Awesome
Joint-Multiclass-Debiasing-of-Word-Embeddings
This repository contains code for the paper: Joint Multiclass Debiasing of Word Embeddings, accepted for 25th International Symposium on Intelligent Systems (ISMIS 2020), Graz, Austria, September 2020.
Paper (arxiv.org version) can be found at https://arxiv.org/abs/2003.11520.
Description
Word Embedding, as an important tool for numerous downstream NLP tasks, can contain different kinds of biases, based on gender, religion, race. In this direction, by extending work from Bolukbasi et al. and Caliskan et al. HardWEAT and SoftWEAT are created with an aim to reduce this phenomenon simultaneously/jointly on multiple bias classes/categories. Former completely eliminates bias measured with WEAT, while latter provides an user with a choice to what extent debiasing procedure will occur. Experiments show that the two methods are able to both decrease bias levels while minimizing the structure modification of vector representation. In addition, debiasing of Word Embeddings, translates to variance decline of polarity scores within the task of Sentiment Analysis.

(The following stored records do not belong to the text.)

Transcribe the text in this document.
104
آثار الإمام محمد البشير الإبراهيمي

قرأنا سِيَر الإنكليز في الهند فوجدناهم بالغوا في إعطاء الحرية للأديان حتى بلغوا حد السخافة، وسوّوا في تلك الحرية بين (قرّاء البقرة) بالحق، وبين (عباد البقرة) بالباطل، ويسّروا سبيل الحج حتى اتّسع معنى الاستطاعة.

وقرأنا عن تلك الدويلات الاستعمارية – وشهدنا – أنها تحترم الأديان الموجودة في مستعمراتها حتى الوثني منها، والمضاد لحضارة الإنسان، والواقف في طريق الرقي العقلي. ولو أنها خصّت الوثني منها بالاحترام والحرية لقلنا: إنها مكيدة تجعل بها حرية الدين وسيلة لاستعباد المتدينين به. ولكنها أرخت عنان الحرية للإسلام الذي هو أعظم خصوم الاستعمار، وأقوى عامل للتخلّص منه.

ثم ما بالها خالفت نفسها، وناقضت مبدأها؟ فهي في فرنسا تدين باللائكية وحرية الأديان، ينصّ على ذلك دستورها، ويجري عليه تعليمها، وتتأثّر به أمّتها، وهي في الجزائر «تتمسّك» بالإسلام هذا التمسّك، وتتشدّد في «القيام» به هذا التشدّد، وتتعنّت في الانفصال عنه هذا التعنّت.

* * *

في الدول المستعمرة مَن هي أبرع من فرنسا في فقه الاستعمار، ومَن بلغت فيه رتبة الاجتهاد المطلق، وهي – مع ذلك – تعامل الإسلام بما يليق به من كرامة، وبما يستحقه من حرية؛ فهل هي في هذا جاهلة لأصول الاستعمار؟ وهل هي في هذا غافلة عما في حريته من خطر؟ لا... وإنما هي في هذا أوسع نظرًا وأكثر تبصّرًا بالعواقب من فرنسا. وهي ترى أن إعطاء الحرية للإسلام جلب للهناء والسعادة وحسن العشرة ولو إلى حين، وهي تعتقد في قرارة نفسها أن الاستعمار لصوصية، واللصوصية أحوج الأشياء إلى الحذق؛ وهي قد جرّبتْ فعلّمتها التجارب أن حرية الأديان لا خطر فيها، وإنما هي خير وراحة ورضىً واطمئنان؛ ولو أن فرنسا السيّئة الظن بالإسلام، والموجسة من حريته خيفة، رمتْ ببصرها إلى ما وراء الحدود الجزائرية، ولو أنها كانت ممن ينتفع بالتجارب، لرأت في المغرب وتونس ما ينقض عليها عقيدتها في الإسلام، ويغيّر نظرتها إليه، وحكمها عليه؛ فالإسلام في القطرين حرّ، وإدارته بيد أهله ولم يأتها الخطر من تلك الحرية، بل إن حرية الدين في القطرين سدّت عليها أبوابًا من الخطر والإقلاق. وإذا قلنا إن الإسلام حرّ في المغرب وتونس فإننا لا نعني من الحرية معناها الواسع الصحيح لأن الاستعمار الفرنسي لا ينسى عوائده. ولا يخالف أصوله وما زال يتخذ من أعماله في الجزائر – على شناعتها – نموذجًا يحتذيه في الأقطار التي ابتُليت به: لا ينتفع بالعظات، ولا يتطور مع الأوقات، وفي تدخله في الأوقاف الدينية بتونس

Here, samples of Word2Vec, GloVe, FastText Embeddings are used, containing only words having frequency of 200 or more within the English Wikipedia, along with highly polarizing IMDB Movie Dataset. On these datasets, HardWEAT and SoftWEAT are examined via WEAT bias experiments, Mikolov analogy, Rank Similarity and Sentiment Analysis tasks (see Main.ipynb). Furthermore, corresponding online appendix for the paper is provided.
Installation
For running Main.ipynb, python environment can be created using libraries listed in requirements.txt file. Project was done by in Python 3.6.